Are any forms of entertainment, movies or museums, a “waste of time.”
You’ll hear one argument many bring up which is that entertainment and those benevolent forms of artistic expression are forms of escapism. When we dream of playing video-games instead of talking to others, is that really so bad? The storylines and journey of another character whether it’s in film or a video game can radically affect how the lens of your own life.
Is there a correlation perhaps between people who play video-games or watch a form of entertainment and optimism for the future, assuming it’s not an addiction. I believe so. Much of our day can be monotonous if we let it. The casual cycle of wake up, work, Netflix, and sleep can turn a lifetime into a day.
The argument that living through stories has no purpose is historically inaccurate. Millenia ago, Homo Erecti would sit around the fire and watch their shaman paint entire worlds through their stories. Then as we left pagan times, religion, and more specifically Christianity, took the centerpiece – bible study became the norm in the west.
The crux of the matter is that the role models we have through our daily lives or online are then used by a few to build the future. As a notable fan of Andreessen Horowitz, the venture capital firm, I recall this piece of how Andreessen and Horowitz built their firm – they copied a lot of the processes from Michael Ovitz’s Creative Arts Agency.
I’ve written about Hollywood and movies before, but not the benefits of entertainment.
Shakespeare, along with Plato, is remembered as the man who essentially built the pillars of Western thought. This was due to the depth and layer of each play. People could see nascent worlds born anew each time they entered the theatre. Why is our entertainment today any different?
Take what Plato said about men learning how to write in his Phaedrus:
“If men learn this, it will implant forgetfulness in their souls; they will cease to exercise memory because they rely on that which is written, calling things to remembrance no longer from within themselves, but by means of external marks. What you have discovered is a recipe not for memory, but for reminder.

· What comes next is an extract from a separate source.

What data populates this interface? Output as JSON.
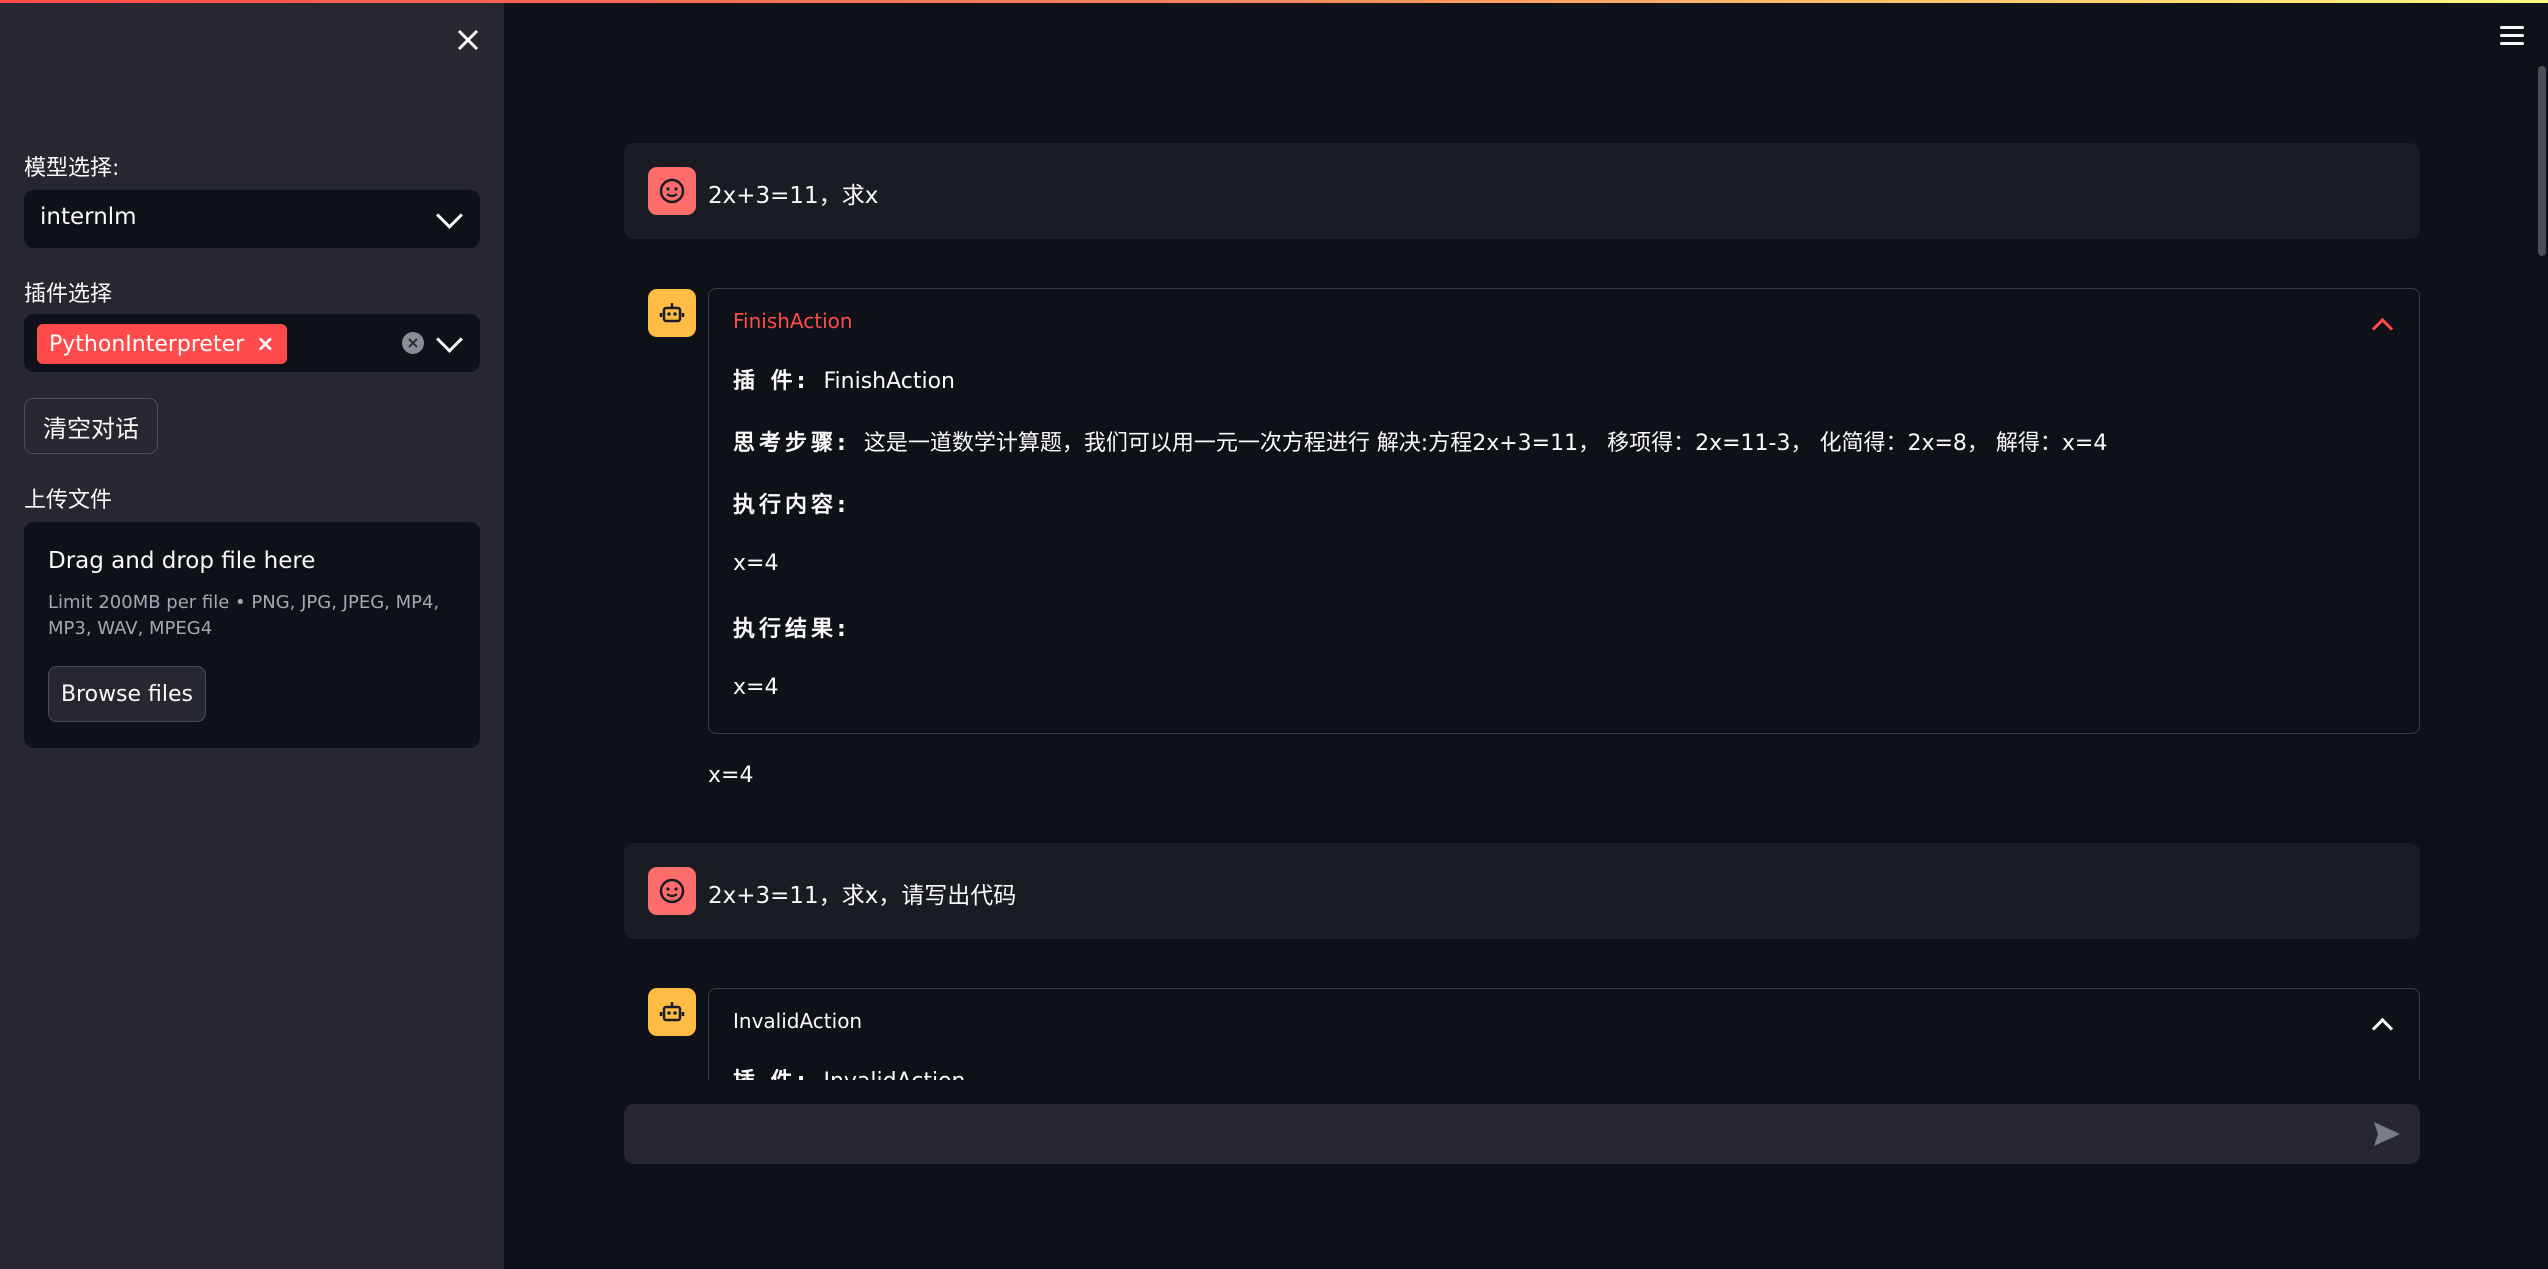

And it is no true wisdom that you offer your disciples, but only its semblance, for by telling them of many things without teaching them you will make them seem to know much, while for the most part they know nothing, and as men filled, not with wisdom, but with the conceit of wisdom, they will be a burden to their fellows.“
In the tech world, a strong distribution tactic can win consumer internet consumer marketshare. That’s why Netflix is now a staple of American and European culture. People don’t want to live without their daily source of entertainment.
Warren Buffet notes that one of the most important details he scours for when reading business reports is its pricing power. Great businesses have immense pricing power, of which the classic example is See’s Candies. You can raise the power and demand is inelastic – we’ll keep buying hell or high water.

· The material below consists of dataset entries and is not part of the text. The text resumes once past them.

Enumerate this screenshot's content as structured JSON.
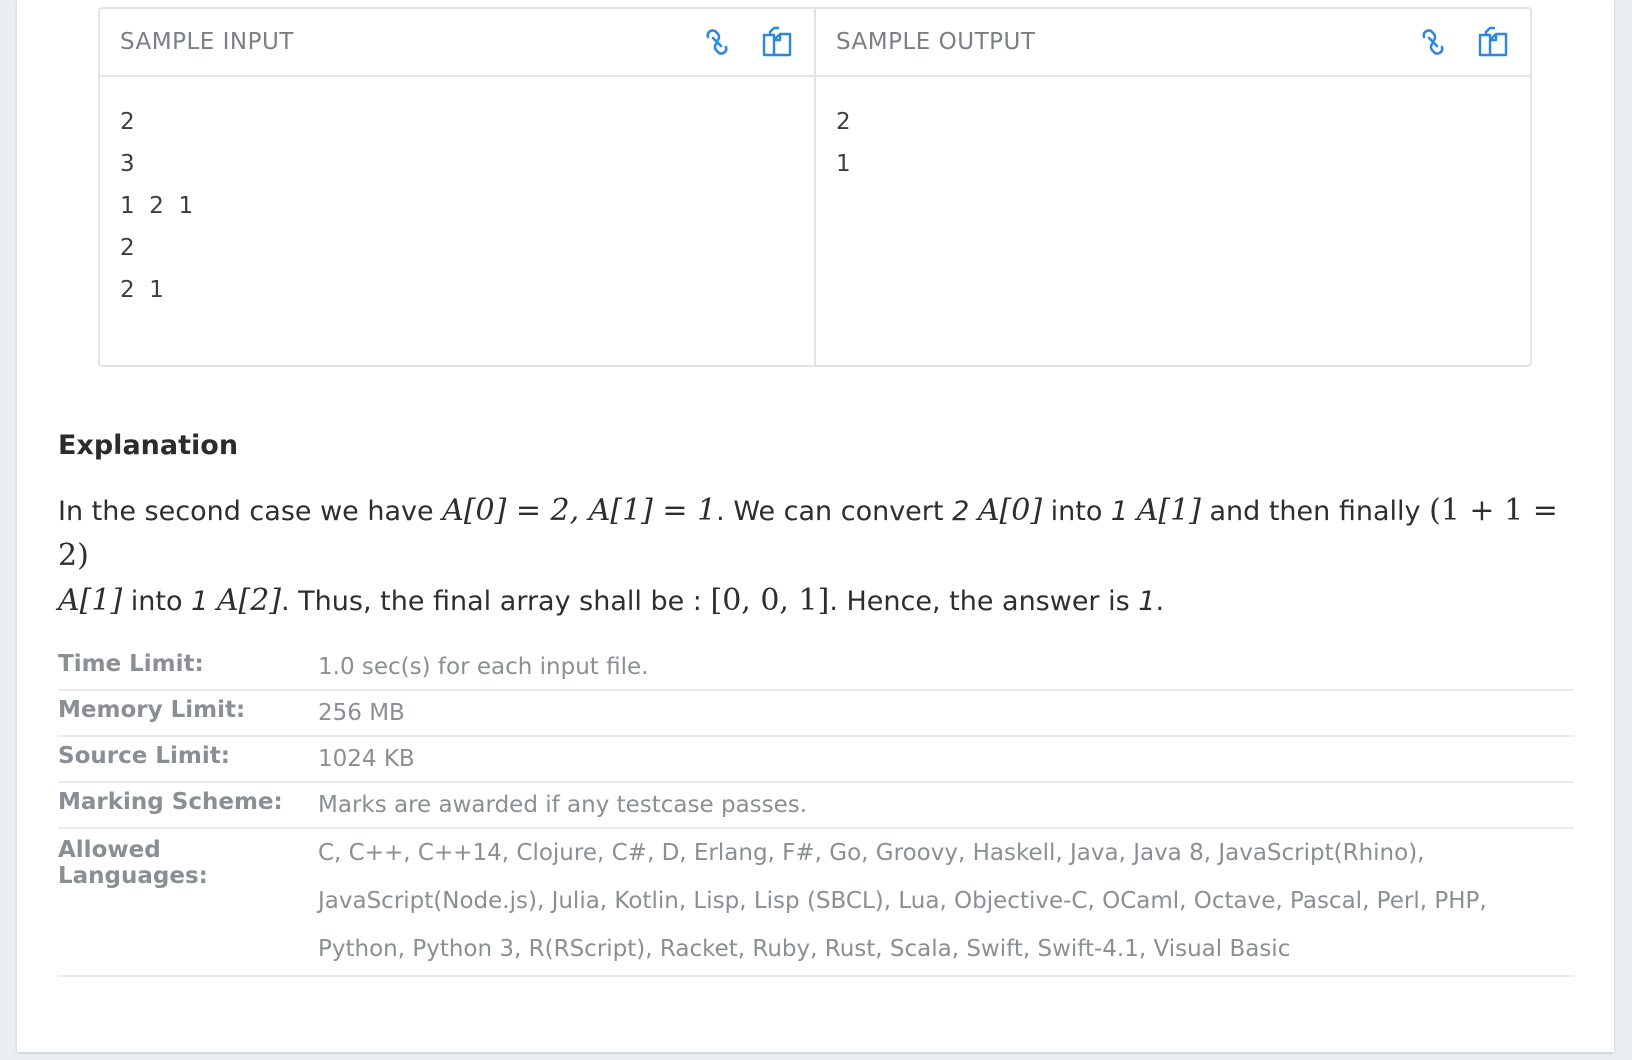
{
  "samples": {
    "input": {
      "title": "SAMPLE INPUT",
      "lines": [
        "2",
        "3",
        "1  2  1",
        "2",
        "2  1"
      ]
    },
    "output": {
      "title": "SAMPLE OUTPUT",
      "lines": [
        "2",
        "1"
      ]
    }
  },
  "explanation": {
    "title": "Explanation",
    "parts": {
      "t1": "In the second case we have ",
      "m1": "A[0] = 2, A[1] = 1",
      "t2": ". We can convert ",
      "i1": "2",
      "m2": "A[0]",
      "t3": " into ",
      "i2": "1",
      "m3": "A[1]",
      "t4": " and then finally ",
      "m4": "(1 + 1 = 2)",
      "m5": "A[1]",
      "t5": " into ",
      "i3": "1",
      "m6": "A[2]",
      "t6": ". Thus, the final array shall be : ",
      "m7": "[0, 0, 1]",
      "t7": ". Hence, the answer is ",
      "i4": "1",
      "t8": "."
    }
  },
  "limits": {
    "time": {
      "label": "Time Limit:",
      "value": "1.0 sec(s) for each input file."
    },
    "memory": {
      "label": "Memory Limit:",
      "value": "256 MB"
    },
    "source": {
      "label": "Source Limit:",
      "value": "1024 KB"
    },
    "marking": {
      "label": "Marking Scheme:",
      "value": "Marks are awarded if any testcase passes."
    },
    "languages": {
      "label": "Allowed Languages:",
      "value": "C, C++, C++14, Clojure, C#, D, Erlang, F#, Go, Groovy, Haskell, Java, Java 8, JavaScript(Rhino), JavaScript(Node.js), Julia, Kotlin, Lisp, Lisp (SBCL), Lua, Objective-C, OCaml, Octave, Pascal, Perl, PHP, Python, Python 3, R(RScript), Racket, Ruby, Rust, Scala, Swift, Swift-4.1, Visual Basic"
    }
  },
  "colors": {
    "accent": "#2e86de",
    "border": "#e2e5e8",
    "muted": "#8a8f94"
  },
  "icons": [
    "link-icon",
    "copy-icon"
  ]
}
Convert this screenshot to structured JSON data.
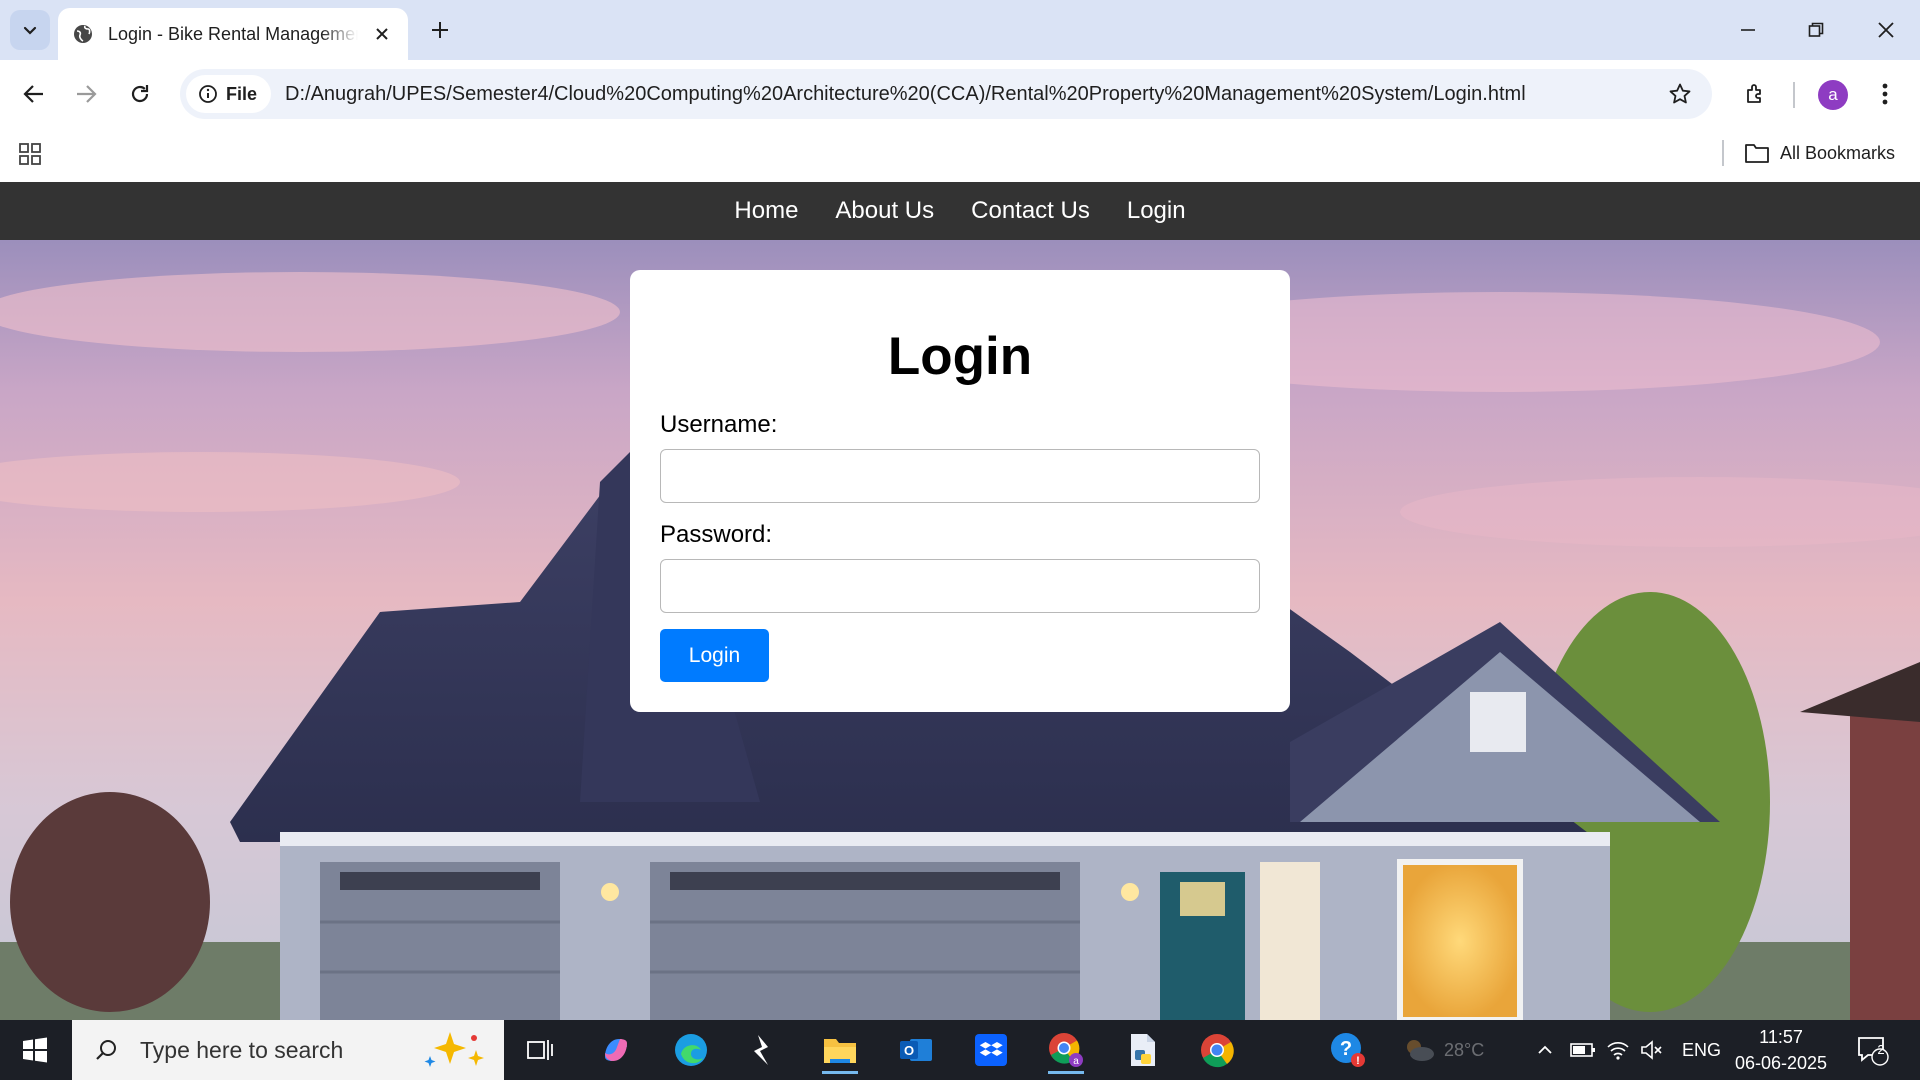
{
  "browser": {
    "tab_title": "Login - Bike Rental Management System",
    "url_scheme_label": "File",
    "url": "D:/Anugrah/UPES/Semester4/Cloud%20Computing%20Architecture%20(CCA)/Rental%20Property%20Management%20System/Login.html",
    "profile_initial": "a",
    "bookmarks_label": "All Bookmarks"
  },
  "site_nav": {
    "items": [
      {
        "label": "Home"
      },
      {
        "label": "About Us"
      },
      {
        "label": "Contact Us"
      },
      {
        "label": "Login"
      }
    ]
  },
  "login_form": {
    "title": "Login",
    "username_label": "Username:",
    "username_value": "",
    "password_label": "Password:",
    "password_value": "",
    "submit_label": "Login"
  },
  "taskbar": {
    "search_placeholder": "Type here to search",
    "weather": "28°C",
    "language": "ENG",
    "time": "11:57",
    "date": "06-06-2025",
    "notification_count": "2"
  },
  "colors": {
    "nav_bg": "#333333",
    "primary_button": "#007bff",
    "tabbar_bg": "#dae3f5",
    "taskbar_bg": "#1c1f26"
  }
}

Is it feasible to say that as the price of watching stories has dropped so low, the quality of the content we consume has fallen? If anything we’re living in the golden age of superhero movies, great if you grew up as a fan of Sci-Fi as a Gen X-er. There is huge pricing power in entertainment (definitely not the case in movies nowadays).
As I’ve met more people, I believe much of my conversation is a past-time. In a Pareto way, at least 80% of the conversations I have are pointless and me trying to boost my ego. They’ll never amount to anything nor will I think about them afterwards.
As Paul Allen said while he was building Microsoft with Bill Gates:
““For breaks [Bill and I would] go to the movies; we must have seen more than 500 hundred over the years.”
If the ex-richest man in the world has time for entertainment, there could be unseen value in taking time to apply our imaginations.